Laughing, I turned to head out.

"Sasuke."

"Yeah?"

"Are you sad?"

I looked back at him. Right now, I had the option to tell my brother the answer he wanted to hear, which was to say that I wasn't sad, or to tell him the truth. I looked into my brother's onyx eyes.

I decided to tell the truth.

"No."

* * *

I walked outside, stopping at the threshold which was brightly illuminated by the morning sun. I felt the gentle breeze ruffle my hair. I felt empowered, calm and at peace. I watched the birds fly freely up above the sky and I realized that even though I had pulled myself back up, I had not yet set myself free. But now, I did.

I breathed in the warm air, feeling hope wash within me as I did. I was prepared to live my life to the fullest now. I was awake, and now I felt alive.

I began to walk, and then I saw her again. There she was, walking a few feet ahead of me.

_Sakura._

I increased my pace. She was there in front of me, before me. The person who had kept me from falling during that day when I had been thoroughly confused—when I had been hurt. I was the one who had always been called before. But now, I was the one who did the calling.

"Sakura!"

She stopped and turned upon hearing her name. She looked at me curiously as I jogged towards her.

"Sasuke?"

"Hey, good morning."

"Good morning," she said, smiling a little. "I suppose you visited your brother, right?"

I nodded. We stood there in silence for a moment.
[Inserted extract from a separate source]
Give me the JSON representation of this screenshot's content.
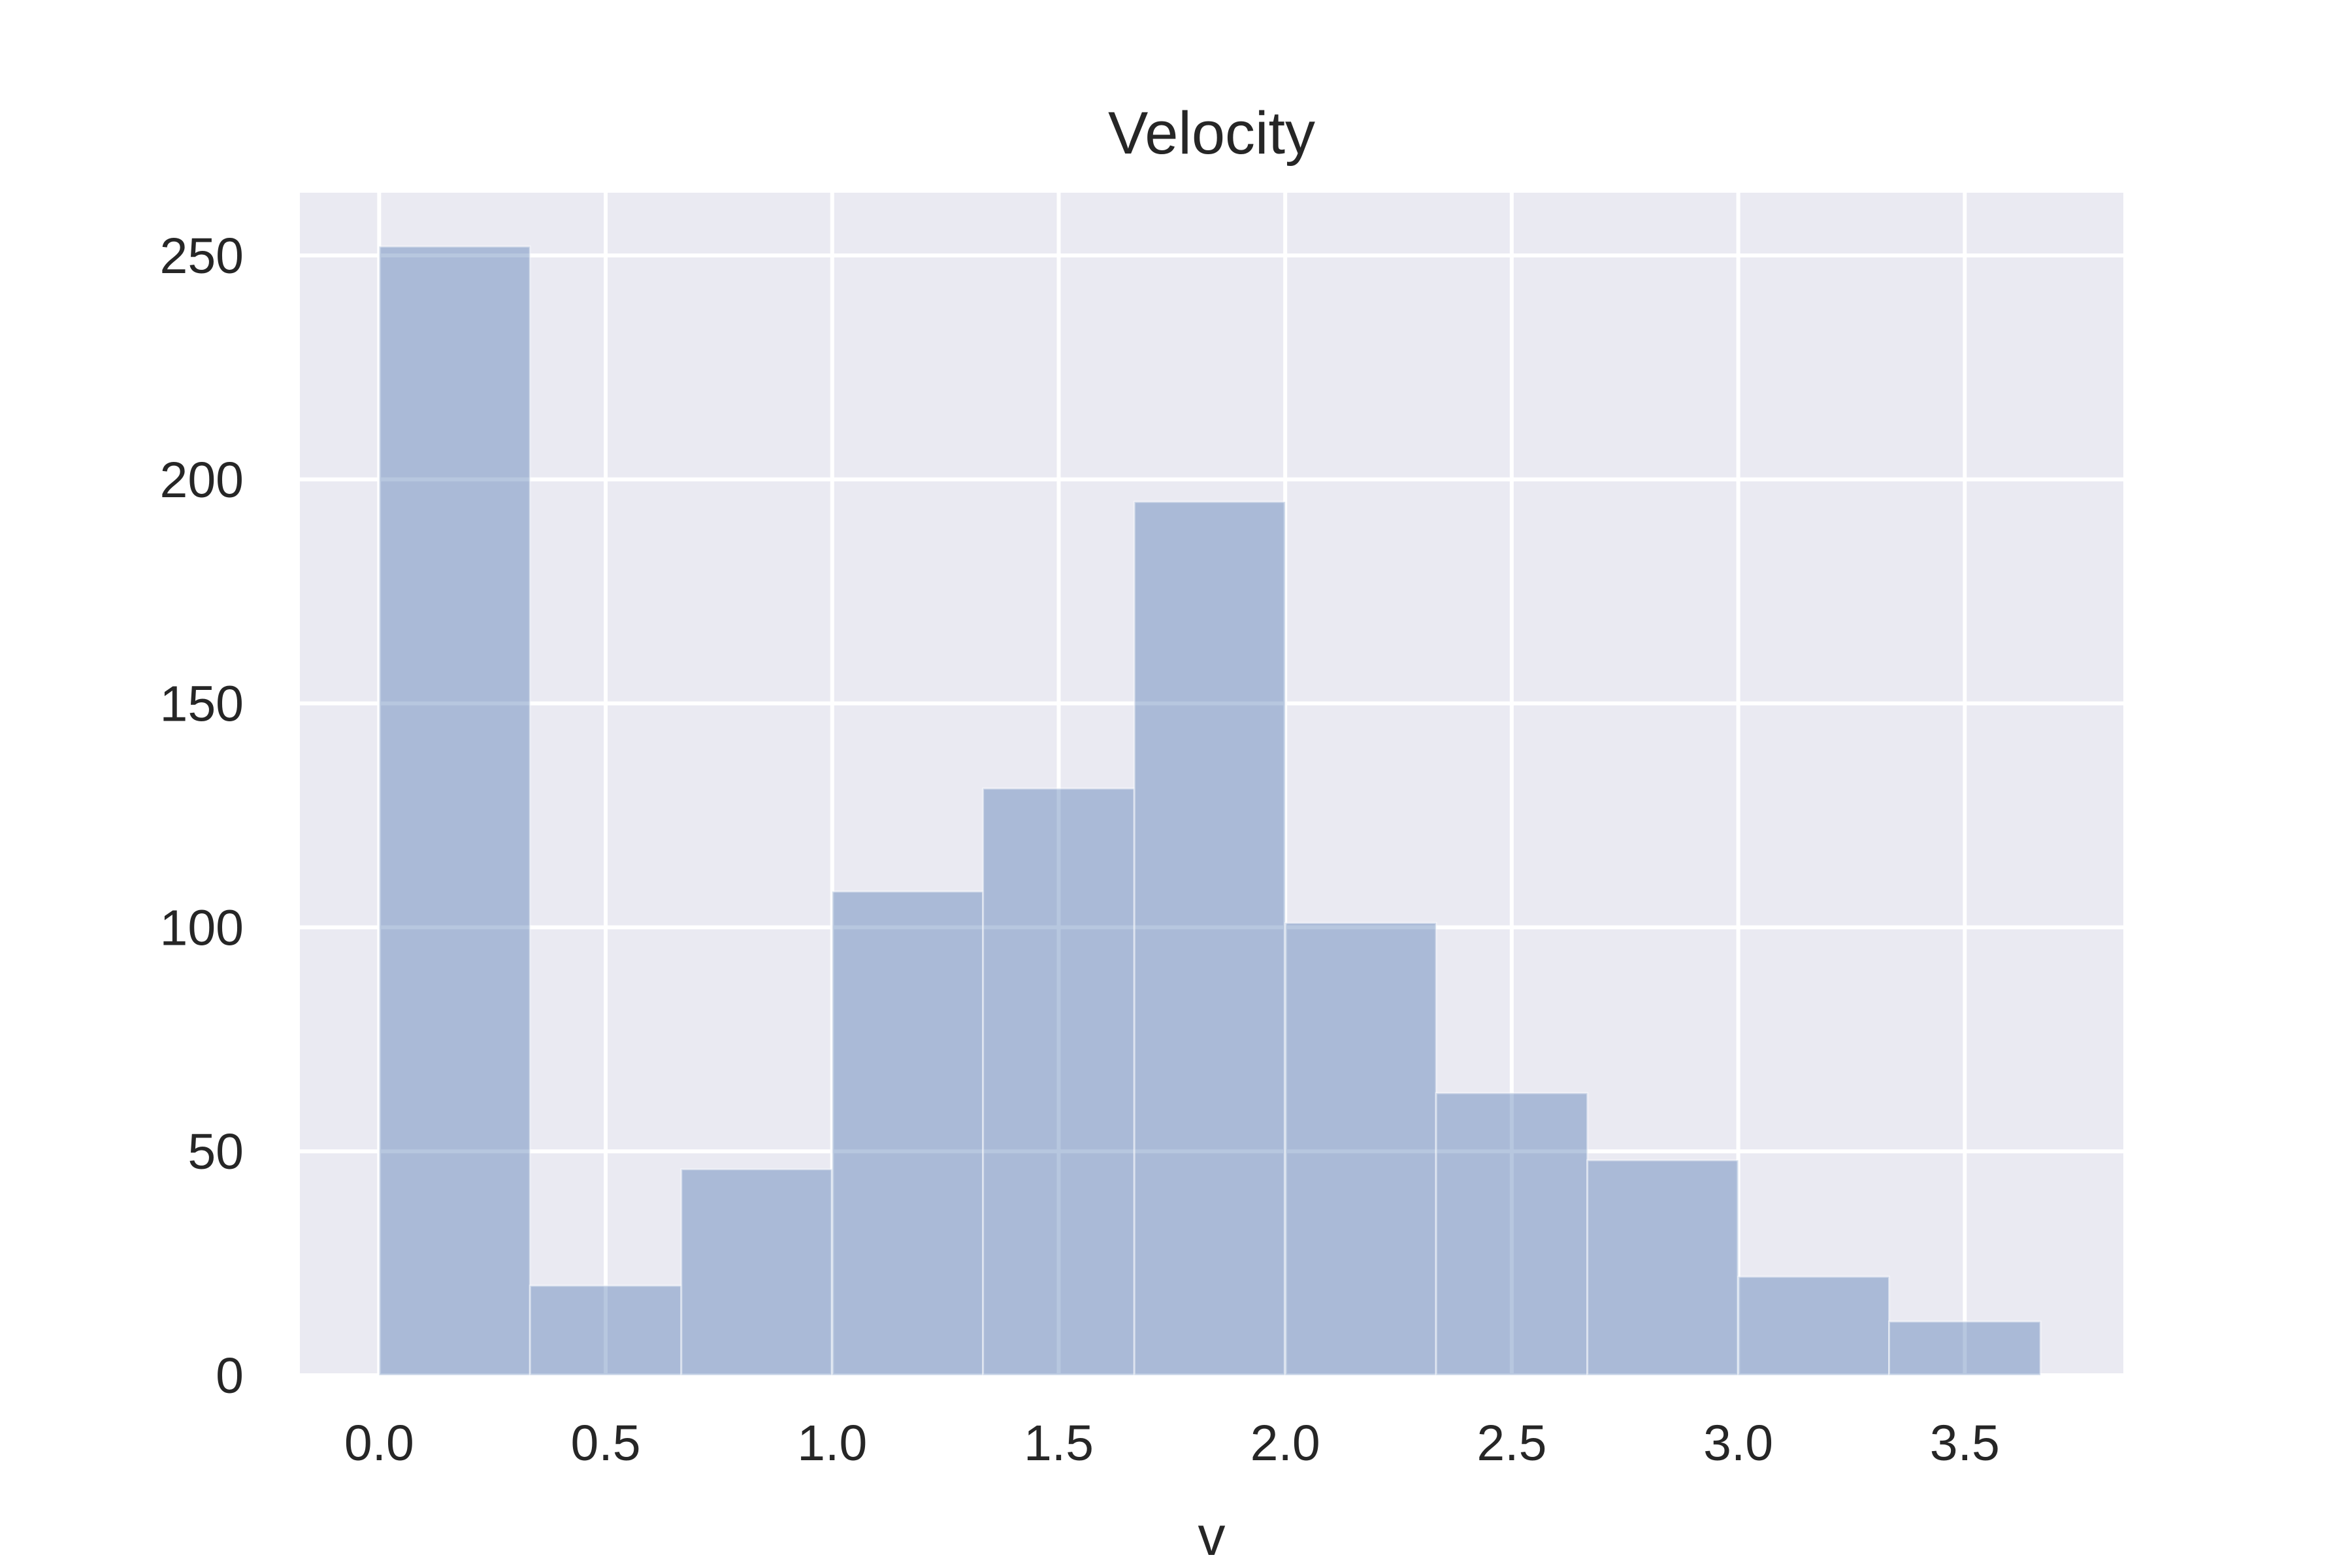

I didn't know what to say.

"Well," I heard her say. "I hope you had a great time, then." She began to turn away.

She was going to go. _No_, I thought. _But how do I stop her?_

"I want a muffin," I blurted out. I almost wanted to slap myself. She turned and looked at me again, her expression confused.

"What?"

No turning back. I boldly stepped a little closer.

"You told me," I said to her. _This is the only way I can think of._ "You told me that I should tell you if I want a muffin, right? Well, I want a muffin now."
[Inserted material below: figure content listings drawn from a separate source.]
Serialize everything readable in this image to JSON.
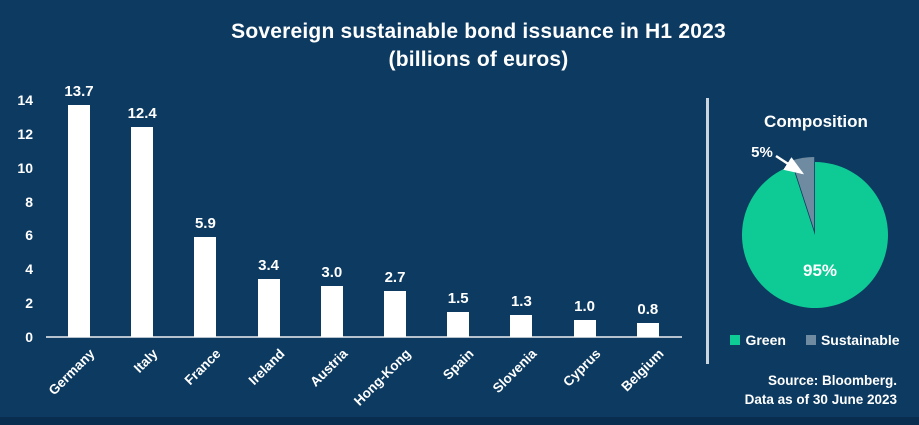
{
  "title": "Sovereign sustainable bond issuance in H1 2023",
  "subtitle": "(billions of euros)",
  "source": {
    "line1": "Source: Bloomberg.",
    "line2": "Data as of 30 June 2023"
  },
  "colors": {
    "background": "#0d3a60",
    "bar": "#ffffff",
    "green": "#0ecb96",
    "sustainable": "#6f8ba1",
    "axis": "#b6c2cd",
    "divider": "#ccd5dd",
    "text": "#ffffff"
  },
  "chart_data": [
    {
      "type": "bar",
      "title": "Sovereign sustainable bond issuance in H1 2023",
      "subtitle": "(billions of euros)",
      "categories": [
        "Germany",
        "Italy",
        "France",
        "Ireland",
        "Austria",
        "Hong-Kong",
        "Spain",
        "Slovenia",
        "Cyprus",
        "Belgium"
      ],
      "values": [
        13.7,
        12.4,
        5.9,
        3.4,
        3.0,
        2.7,
        1.5,
        1.3,
        1.0,
        0.8
      ],
      "data_labels": [
        "13.7",
        "12.4",
        "5.9",
        "3.4",
        "3.0",
        "2.7",
        "1.5",
        "1.3",
        "1.0",
        "0.8"
      ],
      "ylim": [
        0,
        14
      ],
      "ytick_step": 2,
      "grid": false,
      "bar_color": "#ffffff"
    },
    {
      "type": "pie",
      "title": "Composition",
      "labels": [
        "Green",
        "Sustainable"
      ],
      "values": [
        95,
        5
      ],
      "slice_labels": [
        "95%",
        "5%"
      ],
      "colors": [
        "#0ecb96",
        "#6f8ba1"
      ],
      "legend_position": "bottom"
    }
  ]
}
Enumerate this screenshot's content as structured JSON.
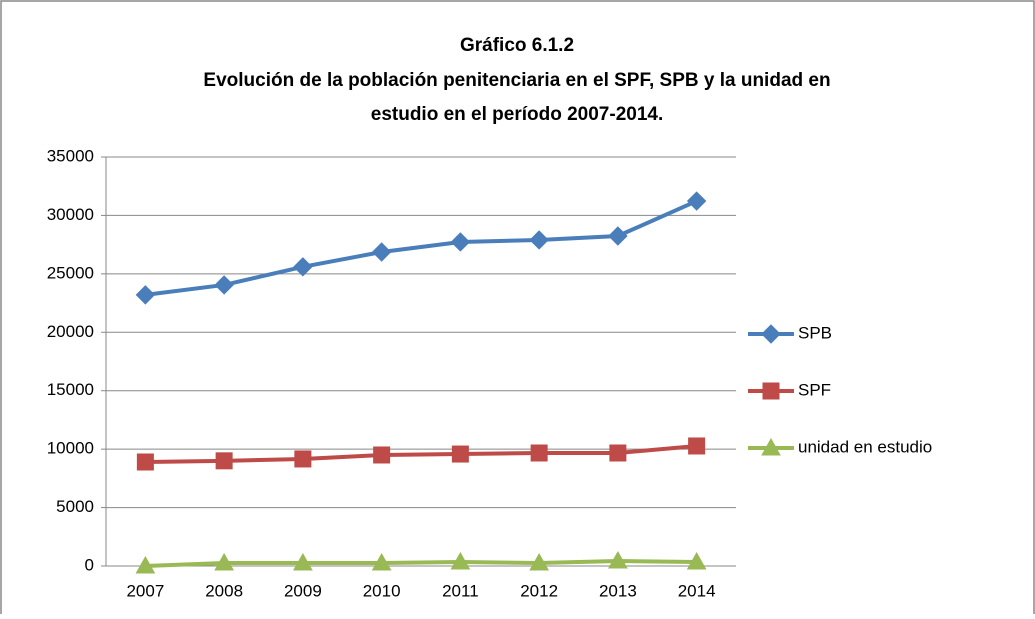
{
  "chart_data": {
    "type": "line",
    "title": "Gráfico 6.1.2",
    "subtitle": [
      "Evolución de la población penitenciaria en el SPF, SPB y la unidad en",
      "estudio en el período  2007-2014."
    ],
    "categories": [
      "2007",
      "2008",
      "2009",
      "2010",
      "2011",
      "2012",
      "2013",
      "2014"
    ],
    "series": [
      {
        "name": "SPB",
        "color": "#4a7ebb",
        "marker": "diamond",
        "values": [
          23200,
          24050,
          25600,
          26870,
          27730,
          27900,
          28240,
          31230
        ]
      },
      {
        "name": "SPF",
        "color": "#be4b48",
        "marker": "square",
        "values": [
          8900,
          9000,
          9160,
          9500,
          9580,
          9670,
          9670,
          10270
        ]
      },
      {
        "name": "unidad en estudio",
        "color": "#98b954",
        "marker": "triangle",
        "values": [
          0,
          260,
          260,
          260,
          340,
          260,
          430,
          340
        ]
      }
    ],
    "ylim": [
      0,
      35000
    ],
    "yticks": [
      0,
      5000,
      10000,
      15000,
      20000,
      25000,
      30000,
      35000
    ],
    "grid": true,
    "legend": "right"
  }
}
Her eyes widened as she remembered that day at the beach six months ago. I kept my face nonchalant, but my heart thudded wildly in my chest as I waited to see how she would react.

This was just so awkward.

Then, she smiled.

"Well, I don't have a muffin with me now, but I daresay I can whip up a batch for you, but that will take a while," she said, her green eyes seemed to sparkle in the sunlight, and I knew that that same sparkle was reflected in my own eyes.

"Then, I suppose we better get going," I smirked. She shrugged, laughing a little.

"Okay, then."

We both began to walk forward again, and as I watched her smile and chatter away, I knew that under my cold and indifferent façade, I was learning to breathe with life again.